The third study included 51 participants and utilized a four-condition, cross-over design. Participants consumed labeled and branded cola, diet (LCS-sweetened) cola, still water, and carbonated water immediately before and during ad libitum consumption of sweet and non-sweet snack foods.

Compared with still water, the diet cola reduced sweet food intake but not total snack intake. Consumption of carbonated water decreased the sensation of hunger and increased reported fullness compared with still water, although it did not affect reported levels of thirst. Sugar-containing cola decreased overall snacking.

The data demonstrates that consuming LCS drinks acutely decreases the desire for sweet foods, dispels the assumption that sweet drinks promote a “sweet tooth,” and supports the use of LCS beverages in place of drinks sweetened with sugar. An unexpected outcome raised questions as to the importance of carbonation on overall satiety.

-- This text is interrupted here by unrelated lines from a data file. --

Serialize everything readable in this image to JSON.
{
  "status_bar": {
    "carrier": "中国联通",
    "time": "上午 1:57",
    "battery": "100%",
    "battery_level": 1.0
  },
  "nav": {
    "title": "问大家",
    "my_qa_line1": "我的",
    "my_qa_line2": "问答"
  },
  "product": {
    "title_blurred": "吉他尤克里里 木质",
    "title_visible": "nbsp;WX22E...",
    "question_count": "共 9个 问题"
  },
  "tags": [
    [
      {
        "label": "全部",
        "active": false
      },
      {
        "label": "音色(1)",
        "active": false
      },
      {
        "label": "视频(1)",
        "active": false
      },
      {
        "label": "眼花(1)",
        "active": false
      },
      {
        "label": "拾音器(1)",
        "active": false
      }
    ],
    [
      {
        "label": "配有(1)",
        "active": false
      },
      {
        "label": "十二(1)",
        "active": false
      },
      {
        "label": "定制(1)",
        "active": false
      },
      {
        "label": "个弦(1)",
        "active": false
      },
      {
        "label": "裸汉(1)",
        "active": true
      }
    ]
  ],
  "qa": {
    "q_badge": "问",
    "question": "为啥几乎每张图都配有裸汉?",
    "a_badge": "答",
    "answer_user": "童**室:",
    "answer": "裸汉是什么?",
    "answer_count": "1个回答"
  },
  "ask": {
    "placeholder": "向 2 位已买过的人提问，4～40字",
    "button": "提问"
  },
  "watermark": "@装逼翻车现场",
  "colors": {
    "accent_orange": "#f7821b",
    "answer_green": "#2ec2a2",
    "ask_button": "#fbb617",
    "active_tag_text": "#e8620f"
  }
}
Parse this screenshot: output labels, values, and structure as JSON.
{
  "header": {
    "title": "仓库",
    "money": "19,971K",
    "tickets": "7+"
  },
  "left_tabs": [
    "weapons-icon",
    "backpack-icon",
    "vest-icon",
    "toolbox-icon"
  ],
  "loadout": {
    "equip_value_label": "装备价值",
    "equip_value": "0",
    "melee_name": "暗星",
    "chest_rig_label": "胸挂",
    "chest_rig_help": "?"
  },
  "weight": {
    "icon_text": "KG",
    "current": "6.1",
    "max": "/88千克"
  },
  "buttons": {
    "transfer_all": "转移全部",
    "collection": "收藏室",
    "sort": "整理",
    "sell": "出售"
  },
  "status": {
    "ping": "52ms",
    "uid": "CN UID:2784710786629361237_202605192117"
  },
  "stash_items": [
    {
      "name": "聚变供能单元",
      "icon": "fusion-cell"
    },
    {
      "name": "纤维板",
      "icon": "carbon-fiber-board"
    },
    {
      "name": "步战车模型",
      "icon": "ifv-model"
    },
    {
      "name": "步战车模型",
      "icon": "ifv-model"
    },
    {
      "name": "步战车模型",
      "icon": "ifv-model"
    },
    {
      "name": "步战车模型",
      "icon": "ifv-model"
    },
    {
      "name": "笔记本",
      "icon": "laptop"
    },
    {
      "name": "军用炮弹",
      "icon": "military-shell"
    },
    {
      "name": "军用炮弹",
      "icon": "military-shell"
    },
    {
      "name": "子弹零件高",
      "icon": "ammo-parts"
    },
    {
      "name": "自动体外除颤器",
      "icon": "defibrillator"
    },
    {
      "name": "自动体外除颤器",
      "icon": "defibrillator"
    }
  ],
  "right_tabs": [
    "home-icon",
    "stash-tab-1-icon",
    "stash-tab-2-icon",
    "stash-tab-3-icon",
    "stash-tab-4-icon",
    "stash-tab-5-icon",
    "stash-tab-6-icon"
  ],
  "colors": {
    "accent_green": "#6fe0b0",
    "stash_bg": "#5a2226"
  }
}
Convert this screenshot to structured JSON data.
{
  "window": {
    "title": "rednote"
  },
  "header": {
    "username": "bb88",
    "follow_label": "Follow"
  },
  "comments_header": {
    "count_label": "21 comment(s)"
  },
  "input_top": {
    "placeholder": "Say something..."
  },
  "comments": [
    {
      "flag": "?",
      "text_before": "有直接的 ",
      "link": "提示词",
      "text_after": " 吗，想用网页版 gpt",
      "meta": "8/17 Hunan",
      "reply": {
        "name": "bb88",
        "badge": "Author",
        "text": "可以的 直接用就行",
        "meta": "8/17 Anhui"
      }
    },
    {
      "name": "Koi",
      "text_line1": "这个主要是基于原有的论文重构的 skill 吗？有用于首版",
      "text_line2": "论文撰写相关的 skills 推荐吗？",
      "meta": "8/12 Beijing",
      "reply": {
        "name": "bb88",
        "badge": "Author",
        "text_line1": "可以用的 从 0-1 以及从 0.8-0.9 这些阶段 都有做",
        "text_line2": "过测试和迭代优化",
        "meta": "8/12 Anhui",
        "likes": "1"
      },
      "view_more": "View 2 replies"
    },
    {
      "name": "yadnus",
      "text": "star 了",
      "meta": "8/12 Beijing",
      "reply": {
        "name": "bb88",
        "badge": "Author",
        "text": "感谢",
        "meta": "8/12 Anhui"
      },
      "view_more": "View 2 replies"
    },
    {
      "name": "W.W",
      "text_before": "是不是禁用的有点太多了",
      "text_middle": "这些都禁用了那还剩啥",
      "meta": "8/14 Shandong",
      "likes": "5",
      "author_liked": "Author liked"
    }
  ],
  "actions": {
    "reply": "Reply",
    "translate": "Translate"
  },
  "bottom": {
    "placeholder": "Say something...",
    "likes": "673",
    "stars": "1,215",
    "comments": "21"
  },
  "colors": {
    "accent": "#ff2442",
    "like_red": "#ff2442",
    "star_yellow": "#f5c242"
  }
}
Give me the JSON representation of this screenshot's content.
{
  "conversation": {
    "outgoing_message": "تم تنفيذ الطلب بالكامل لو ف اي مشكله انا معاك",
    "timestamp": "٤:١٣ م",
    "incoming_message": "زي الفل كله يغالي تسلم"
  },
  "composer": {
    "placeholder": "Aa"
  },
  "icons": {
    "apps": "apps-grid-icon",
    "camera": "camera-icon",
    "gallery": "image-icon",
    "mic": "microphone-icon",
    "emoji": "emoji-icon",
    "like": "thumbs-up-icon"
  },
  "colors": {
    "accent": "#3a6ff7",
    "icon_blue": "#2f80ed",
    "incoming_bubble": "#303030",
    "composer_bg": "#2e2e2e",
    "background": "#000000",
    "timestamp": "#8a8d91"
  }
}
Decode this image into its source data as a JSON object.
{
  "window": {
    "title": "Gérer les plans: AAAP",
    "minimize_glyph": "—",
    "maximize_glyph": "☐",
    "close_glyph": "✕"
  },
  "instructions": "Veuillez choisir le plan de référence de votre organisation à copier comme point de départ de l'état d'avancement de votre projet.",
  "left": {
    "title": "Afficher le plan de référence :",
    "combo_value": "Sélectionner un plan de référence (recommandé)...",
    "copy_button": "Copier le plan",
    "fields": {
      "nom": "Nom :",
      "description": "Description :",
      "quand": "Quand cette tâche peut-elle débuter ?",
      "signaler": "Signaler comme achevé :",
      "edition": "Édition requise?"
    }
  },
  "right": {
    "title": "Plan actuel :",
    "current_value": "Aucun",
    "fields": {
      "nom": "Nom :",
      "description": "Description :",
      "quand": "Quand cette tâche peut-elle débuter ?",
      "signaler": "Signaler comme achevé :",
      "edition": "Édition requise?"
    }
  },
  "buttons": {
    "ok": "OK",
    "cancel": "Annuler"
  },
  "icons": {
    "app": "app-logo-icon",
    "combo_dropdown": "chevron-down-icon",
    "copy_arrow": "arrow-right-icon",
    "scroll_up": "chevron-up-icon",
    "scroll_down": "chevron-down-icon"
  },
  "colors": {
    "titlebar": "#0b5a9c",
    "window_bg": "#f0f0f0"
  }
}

Contributed by Amanda Frick, ND, LAc

Reference

  • Rogers P, Ferriday D, Irani B, et al. Sweet satiation: Acute effects of consumption of sweet drinks on appetite for and intake of sweet and non-sweet foods. Appetite 2020;149:104631. doi:10.1016/j.appet.2020.104631

Stevia prior to lunch decreases appetite and food intake without affecting blood sugar

A study of 20 healthy adults (average age 27) looked at the effect of five different beverages on appetite and blood sugar levels. The study consisted of participants taking one of five test beverages and then switching to another on each successive visit: (1) 330 mL water (control; no calories, no sweet taste); (2) 330 mL water with 40 grams of glucose (160 calories, sweet taste); (3) 330 mL of water with 40 grams of sucrose (160 calories, sweet taste); (4) 330 mL water with maltodextrin (160 calories, no sweet taste); or (5) 330 mL water with 240 ppm stevia (no calories, sweet taste).

Blood glucose levels and subjective appetite were measured at baseline (prior to beverage consumption) and then at 15, 30, and 60 minutes post-consumption. At 30 minutes, the participants were also offered a meal, during which they could eat as much as they wanted and food intakes were measured.

As would be expected, sucrose, glucose, and maltodextrin increased blood sugar, while water and stevia did not. In terms of appetite, caloric beverages (glucose, sucrose, and maltodextrin) and sweet beverages (glucose, sucrose, and stevia) all decreased subjective appetite compared to water.

In terms of caloric intake (beverage preload + meal), the beverage resulting in the lowest caloric intake was stevia, while there was no difference in caloric intake between water and the caloric beverages (meaning when drinking the water, the participant must have made up for no calories by eating more food). Stevia decreased appetite and subsequent food intake without raising blood glucose levels.

Contributed by Kathi Head, ND

Reference

  • Stamataki N, Scott C, Elliott R, et al. Stevia beverage consumption prior to lunch reduces appetite and total energy intake without affecting glycemia or attentional bias to food cues: a double-blind randomized controlled trial in healthy adults. J Nutr 2020;150(5):1126-1134.